Shalane Flanagan cut such a familiar figure Sunday, running toward the cameras in Central Park at the New York City Marathon, that it seemed odd she hadn't been seen on a marathon course since the 2016 Rio Olympics. With her upright carriage, high cheekbones flushed with exertion, chin tucked, blond ponytail switching back and forth like a metronome, she has been a fixture in big international distance races for 10 years now: always in contention, never quite able to close the last gap. Now she was the one who was accelerating beyond reach.
Flanagan didn't glance behind her at her closest pursuer, three-time defending champion Mary Keitany of Kenya, or toward the gobsmacked fans along the barriers staring at the very unfamiliar sight of an American woman leading the race. It hadn't happened in 40 years.
Her game face didn't crack until the very end, when she threw a punch skyward and let out a spirited epithet, then blew a kiss as she broke the tape.
Perhaps the most unlikely thing about Flanagan's New York City victory was how openly and explicitly she longed for it in an event where so many demur about their specific ambitions.
"How my career ends is super important to me,'' she told me in early April, still recovering from an iliac fracture that kept her out of her hometown Boston Marathon and unsure when she'd be able to resume high-volume training. "It doesn't mean I'm going to win a major, but at least I'm going to try to win a major marathon in the U.S., and I need at least two more events."
She said it again and again and again, right up until the eve of Sunday's race. She's also savvy enough to recognize that happy endings are especially hard to come by for marathoners, who generally have just two chances per calendar year in the window between their mid-20s and mid-30s, if they stay healthy.
Flanagan, 36, made her marathon debut in New York in 2010 after a distinguished tenure on the track. "I'll see if I enjoy it," she told me before that race, keeping her options open. She finished second and never truly looked back, although she continued to compete in track and cross country.
Since then, the event has pelted Flanagan with everything she could handle. She soloed to a dominant victory at the U.S. Olympic trials in Houston in 2012. She was crushed when she finished fourth in her first try at the 2013 Boston Marathon, her hometown race and the portal for her childhood dreams. Her disappointment evaporated in an instant amid the horror of the Boylston Street bombings.
At the 2016 U.S. Olympic trials in Los Angeles, a badly dehydrated Flanagan wobbled through the last few miles and crumpled at the finish line. That effort earned her a trip to Rio, where she finished sixth. Afterward, she stood in the muggy, deafening cauldron of the Sambadrome stadium and said, fatalistically, "That's all I have. That's what I am.''
That gave way, as it always has, to Flanagan's conviction that she had one big, perfect race left in her, despite the obvious subtext. Threading through the quest for Flanagan and her cohort of accomplished Americans -- Kara Goucher, Desiree Linden and Amy Cragg -- is the sense that the surfaces they run on are not level.

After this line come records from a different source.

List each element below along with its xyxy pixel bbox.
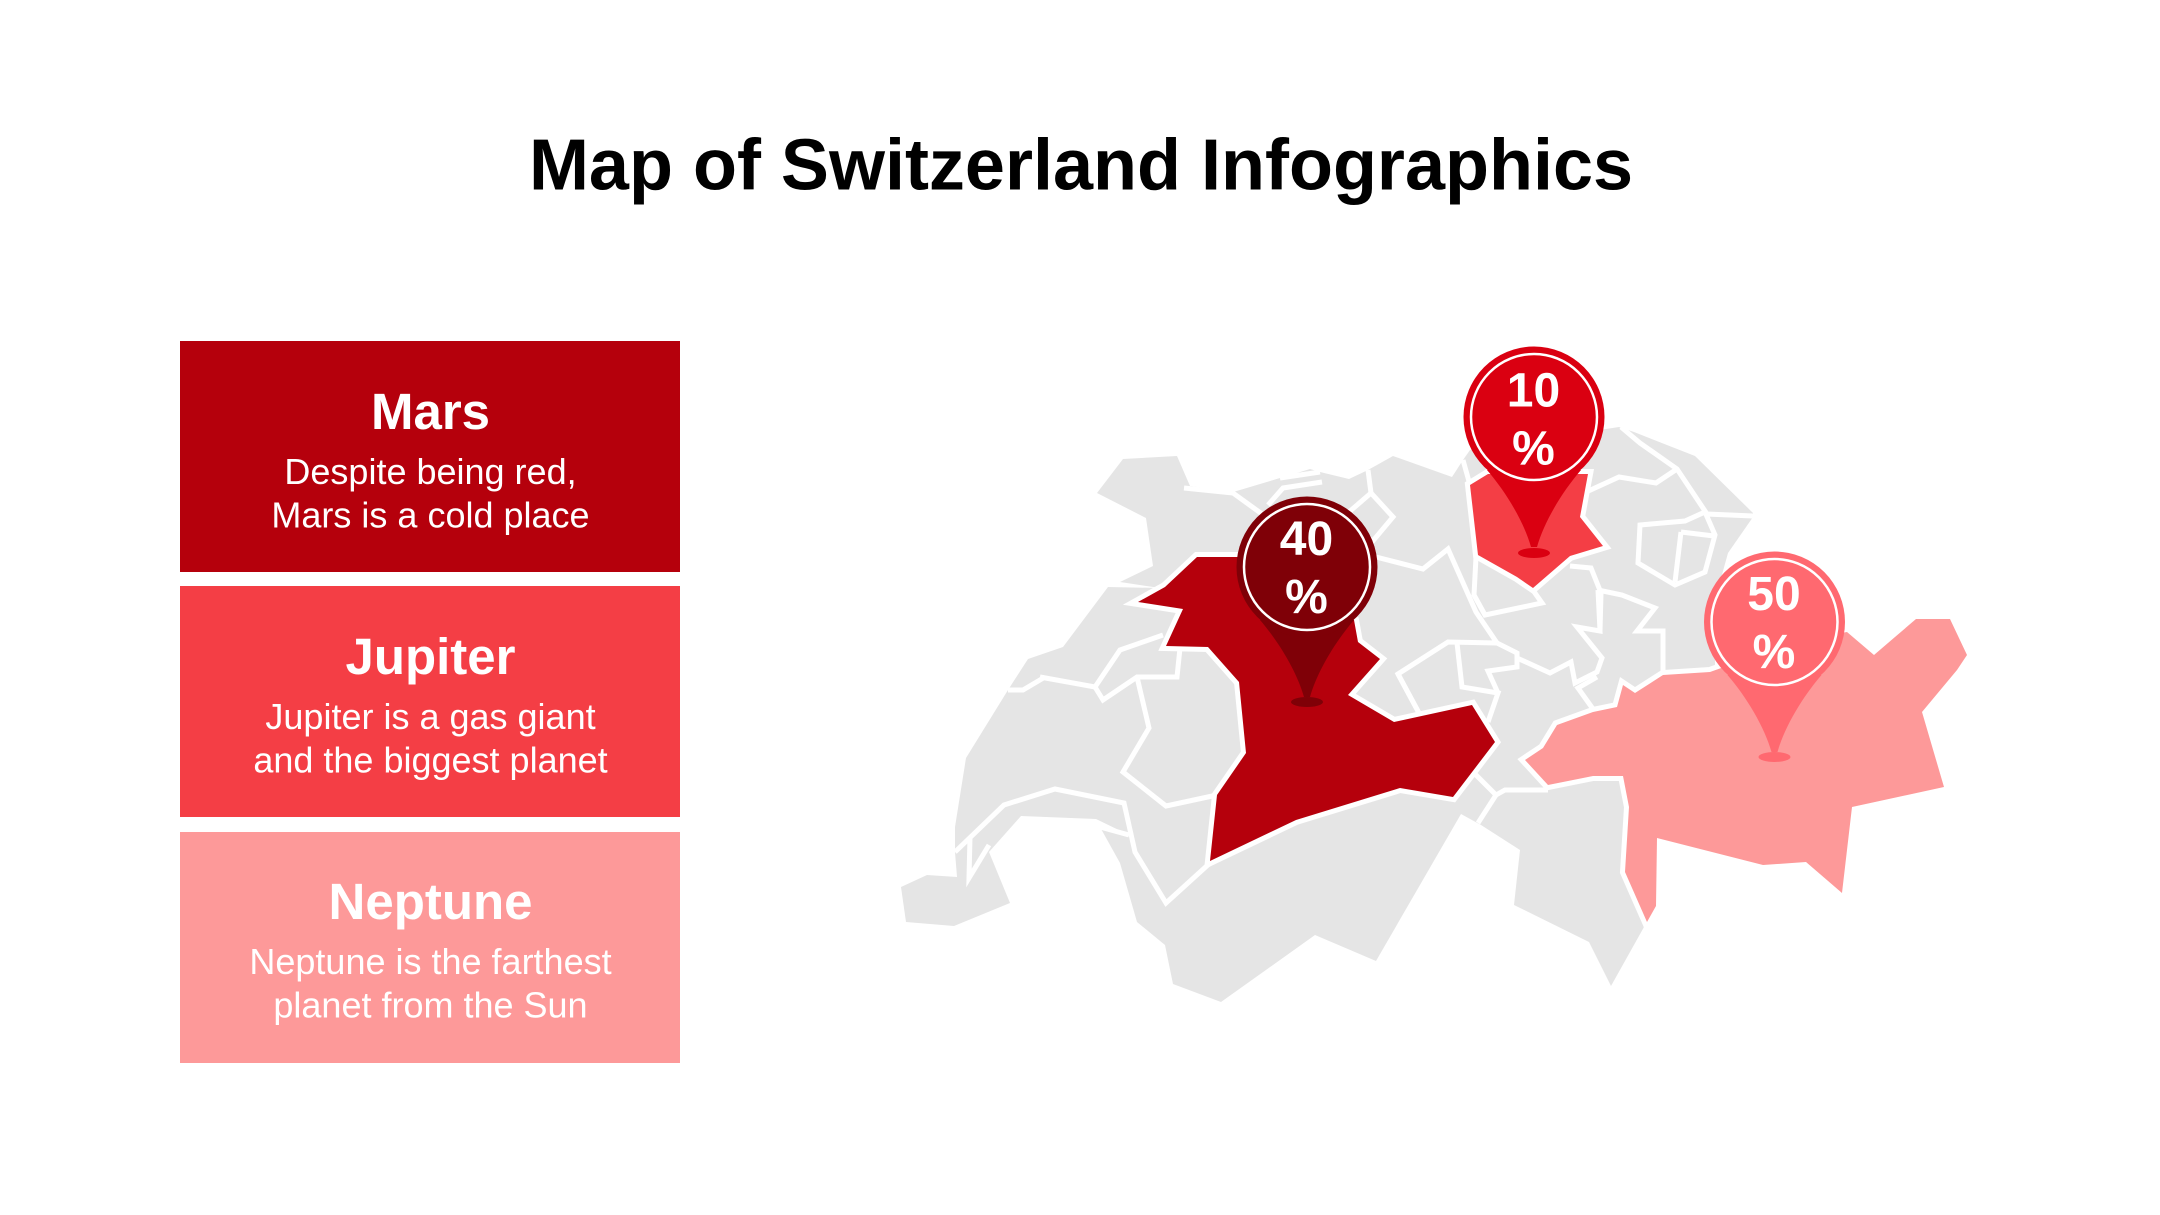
pin: 10 percent: 10: [1507, 364, 1560, 418]
region: Mars canton: [1138, 557, 1495, 861]
panel: Neptune: planet from the Sun: [273, 984, 588, 1026]
title: Map of Switzerland Infographics: [529, 126, 1633, 206]
panel: Mars: Mars: [371, 383, 490, 440]
pin: 10 percent: %: [1512, 422, 1555, 476]
panel: Jupiter: Jupiter is a gas giant: [265, 696, 596, 737]
panel: Jupiter: and the biggest planet: [253, 740, 608, 780]
map of Switzerland: [901, 427, 1967, 1002]
pin: 40 percent: 40: [1280, 513, 1333, 566]
map base: grey cantons: [901, 427, 1753, 1002]
panel: Mars: [180, 341, 680, 572]
panel: Neptune: Neptune: [328, 873, 532, 930]
panel: Mars: Mars is a cold place: [271, 494, 590, 536]
panel: Jupiter: Jupiter: [345, 628, 516, 685]
pin: 40 percent: [1236, 496, 1378, 707]
panel: Jupiter: [180, 586, 680, 817]
pin: 10 percent: [1464, 346, 1604, 558]
pin: 50 percent: %: [1753, 626, 1795, 679]
panel: Neptune: Neptune is the farthest: [249, 941, 612, 982]
pin: 50 percent: [1704, 552, 1845, 762]
panel: Mars: Despite being red,: [284, 451, 577, 492]
region: Neptune canton: [1525, 619, 1967, 922]
pin: 50 percent: 50: [1747, 568, 1801, 621]
pin: 40 percent: %: [1285, 571, 1328, 624]
region: Jupiter canton: [1470, 474, 1603, 588]
panel: Neptune: [180, 832, 680, 1063]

Just this year, Flanagan's Beijing 2008 bronze medal in the 10,000-meter event was upgraded to silver after a runner ahead of her was disqualified for doping. Rio 2016 marathon winner Jemima Sumgong tested positive for EPO last spring. Kenyan Rita Jeptoo still holds the 2013 Boston Marathon title but was stripped of her 2014 championship after a doping violation. The World Marathon Majors, which includes New York City and Boston, has implemented an extra layer of drug testing and an aggressive new policy to seek repayment of ill-gotten prize money. The possible deterrent effect could take a while to parse.

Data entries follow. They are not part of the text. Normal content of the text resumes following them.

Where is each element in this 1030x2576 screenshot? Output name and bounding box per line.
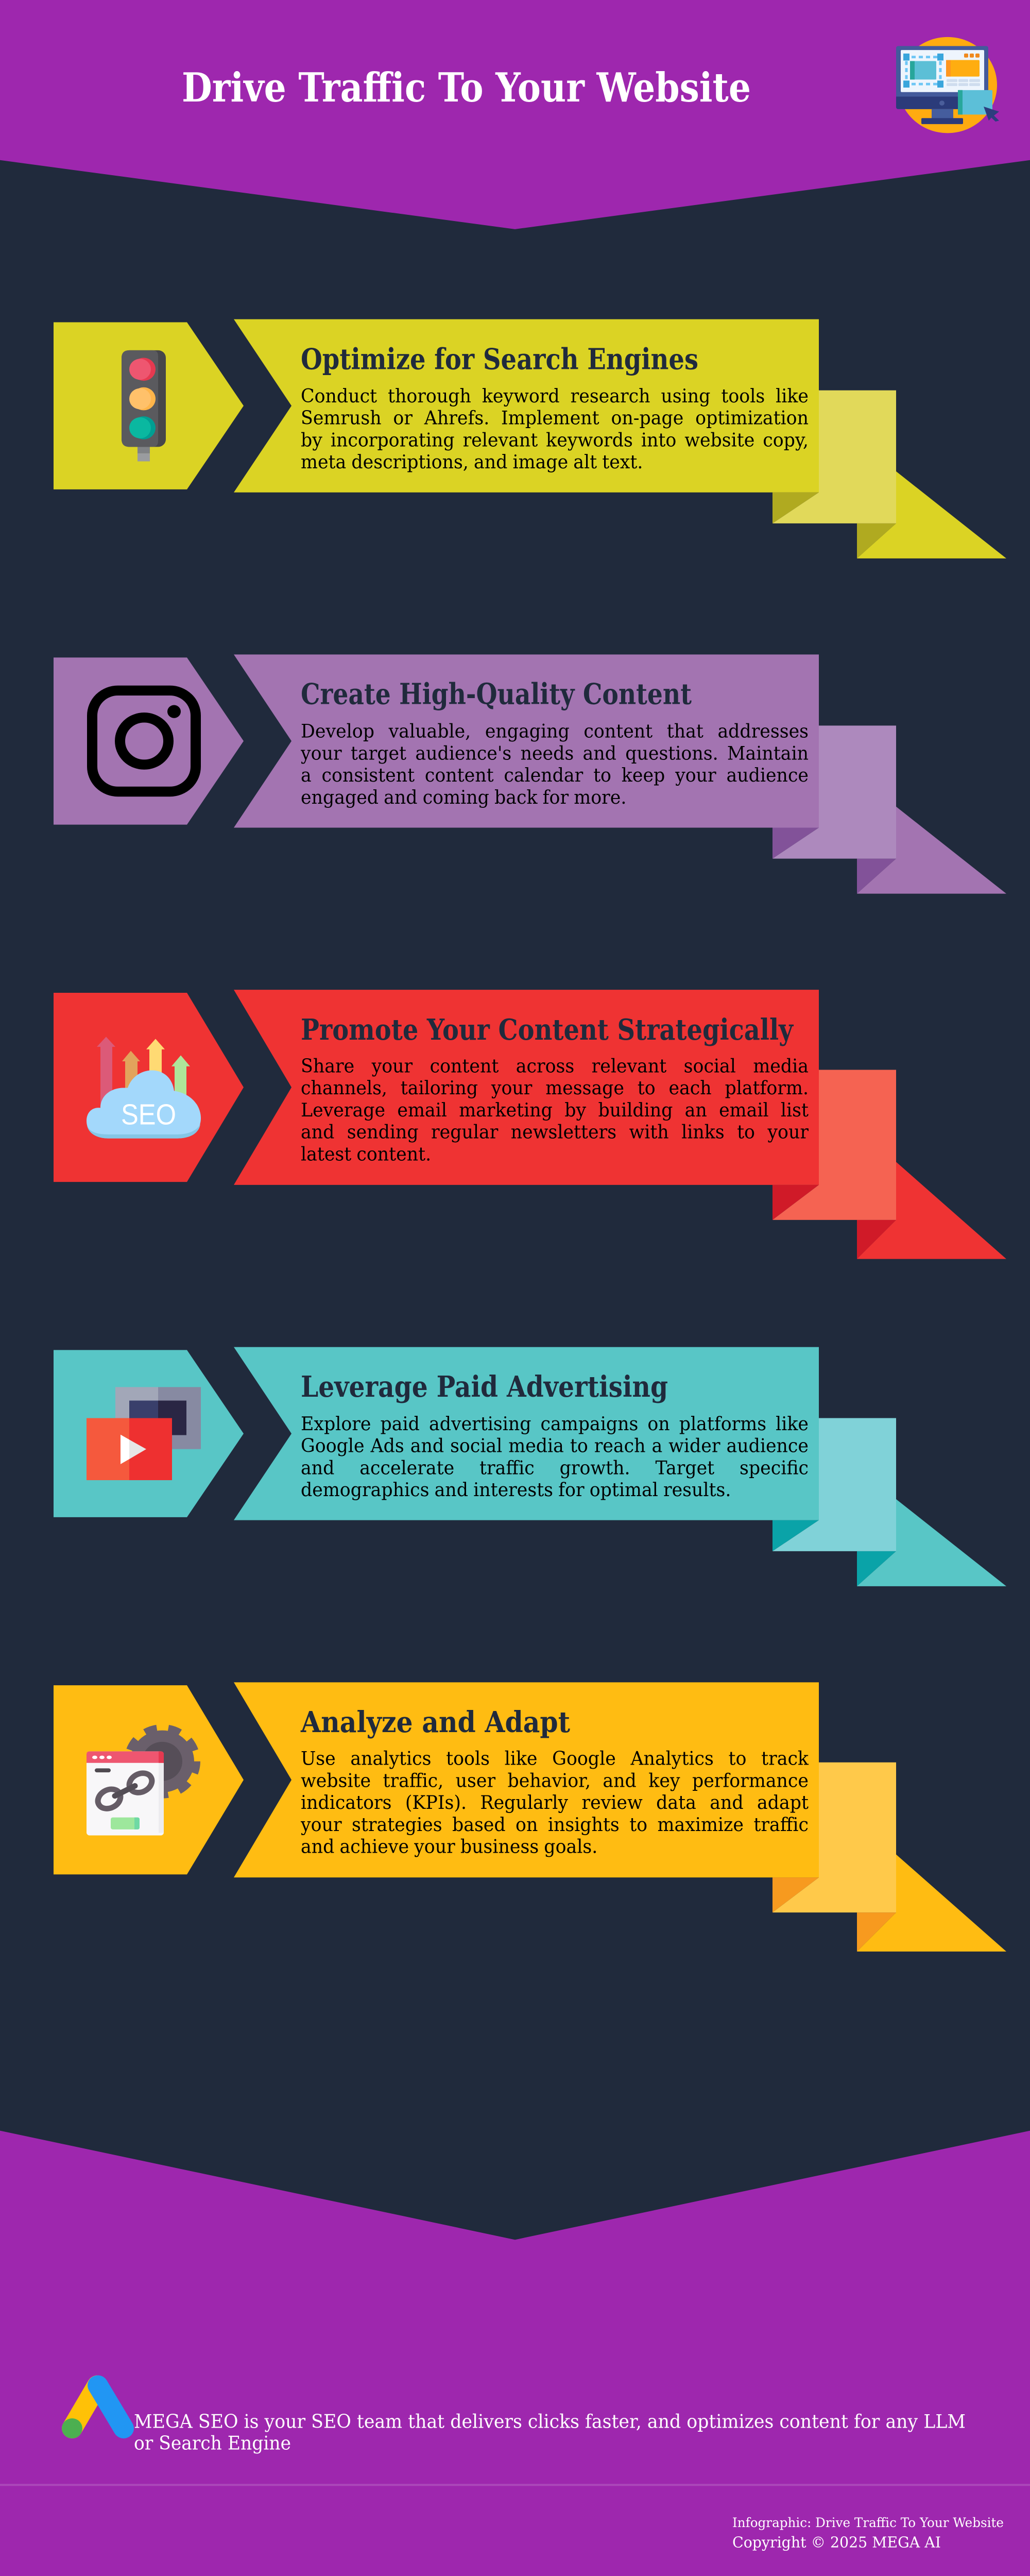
body text: channels, tailoring your message to each platform. <box>301 1077 809 1099</box>
body text: meta descriptions, and image alt text. <box>301 451 643 473</box>
text banner <box>234 1347 819 1520</box>
tail fold <box>772 725 1006 894</box>
panel: step 4 leverage paid advertising <box>54 1347 1006 1586</box>
panel: step 2 create high-quality content <box>54 654 1006 894</box>
icon: video player <box>87 1387 201 1480</box>
tail fold <box>772 1070 1006 1259</box>
body text: Leverage email marketing by building an email list <box>301 1099 809 1121</box>
body text: your strategies based on insights to maximize traffic <box>301 1814 809 1836</box>
body text: Use analytics tools like Google Analytics to track <box>301 1748 809 1769</box>
icon chevron <box>54 1685 244 1874</box>
icon: traffic light <box>122 350 166 461</box>
tagline: MEGA SEO is your SEO team that delivers clicks faster, and optimizes content for any LLM <box>134 2410 966 2432</box>
icon chevron <box>54 322 244 489</box>
heading: Create High-Quality Content <box>301 677 692 711</box>
body text: Explore paid advertising campaigns on platforms like <box>301 1413 809 1435</box>
body text: Semrush or Ahrefs. Implement on-page optimization <box>301 407 809 429</box>
body text <box>301 1055 816 1170</box>
body text: by incorporating relevant keywords into website copy, <box>301 429 809 451</box>
tail fold <box>772 1418 1006 1586</box>
panel: step 5 analyze and adapt <box>54 1682 1006 1952</box>
panel: step 3 promote your content strategically <box>54 990 1006 1259</box>
heading: Leverage Paid Advertising <box>301 1370 668 1404</box>
text banner <box>234 990 819 1185</box>
icon: mega logo <box>62 2385 124 2438</box>
icon chevron <box>54 657 244 825</box>
body text: and achieve your business goals. <box>301 1836 597 1857</box>
heading: Promote Your Content Strategically <box>301 1013 794 1047</box>
icon: seo cloud with arrows: SEO <box>121 1098 176 1131</box>
icon: seo cloud with arrows <box>87 1037 201 1139</box>
title: Drive Traffic To Your Website <box>182 64 751 111</box>
body text: Develop valuable, engaging content that addresses <box>301 720 809 742</box>
icon: website monitor <box>896 37 999 133</box>
text banner <box>234 319 819 493</box>
footer band <box>0 2131 1030 2576</box>
heading: Analyze and Adapt <box>300 1705 571 1739</box>
body text: a consistent content calendar to keep your audience <box>301 764 809 786</box>
icon chevron <box>54 1350 244 1517</box>
body text <box>301 720 816 815</box>
body text <box>301 1413 816 1507</box>
text banner <box>234 654 819 827</box>
tail fold <box>772 391 1006 558</box>
body text: latest content. <box>301 1143 431 1165</box>
header band <box>0 0 1030 229</box>
body text: indicators (KPIs). Regularly review data and adapt <box>301 1791 809 1814</box>
footer credits <box>732 2515 1004 2551</box>
panel: step 1 optimize for search engines <box>54 319 1006 558</box>
heading: Optimize for Search Engines <box>301 342 698 376</box>
footer credits: Infographic: Drive Traffic To Your Website <box>732 2515 1004 2531</box>
body text: and accelerate traffic growth. Target specific <box>301 1456 809 1479</box>
body text: demographics and interests for optimal results. <box>301 1479 731 1501</box>
body text: website traffic, user behavior, and key performance <box>301 1769 809 1791</box>
icon chevron <box>54 993 244 1182</box>
body text: your target audience's needs and questions. Maintain <box>301 742 809 764</box>
icon: analytics window with gear and chain <box>87 1728 196 1836</box>
body text: Conduct thorough keyword research using tools like <box>301 385 809 407</box>
tail fold <box>772 1762 1006 1952</box>
body text <box>301 1748 816 1862</box>
body text: Google Ads and social media to reach a wider audience <box>301 1435 809 1456</box>
icon: instagram <box>92 690 196 792</box>
text banner <box>234 1682 819 1877</box>
body text: engaged and coming back for more. <box>301 786 626 808</box>
tagline <box>134 2410 966 2454</box>
body text <box>301 385 816 480</box>
footer credits: Copyright © 2025 MEGA AI <box>732 2534 941 2551</box>
body text: and sending regular newsletters with links to your <box>301 1121 809 1143</box>
tagline: or Search Engine <box>134 2432 291 2454</box>
body text: Share your content across relevant social media <box>301 1055 809 1077</box>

In the months that followed the Olympics, Flanagan gravitated toward ways to ground herself outside running. She co-wrote a cookbook. She and her husband, Steve Edwards, took two teenaged foster daughters into their home. There was a palpable air of transition about her.
But her injury-compelled time off earlier this year served to consolidate her motivation. Flanagan was going to go out under her own power and run right at her biggest opponent, the "almost." A previous generation of American women -- led by 1984 Olympic champion Joan Benoit and including Flanagan's own mother, Cheryl Treworgy, a one-time world-record holder in the event -- made the women's marathon what it is. There had been enough stagnant years and too few breakthroughs in between.
Her friend Meb Keflezighi had shown it was possible to replant the flag, winning in Boston the year after the eviscerating race-day tragedy. Weeping in the finish area Sunday, Flanagan veered toward the first people she recognized -- Keflezighi's family -- and embraced his sister Bahghi.
Will New York be Flanagan's walk-off run? The emotional lure of Boston is still out there, not to mention her instantly increased marketability. But her business, in a deeper sense, is finished. "This means a lot to me, to my family, and hopefully inspires the next generation of American women to just be patient," Flanagan told reporters Sunday. Patient until the road starts to run out, and it's time to make a move.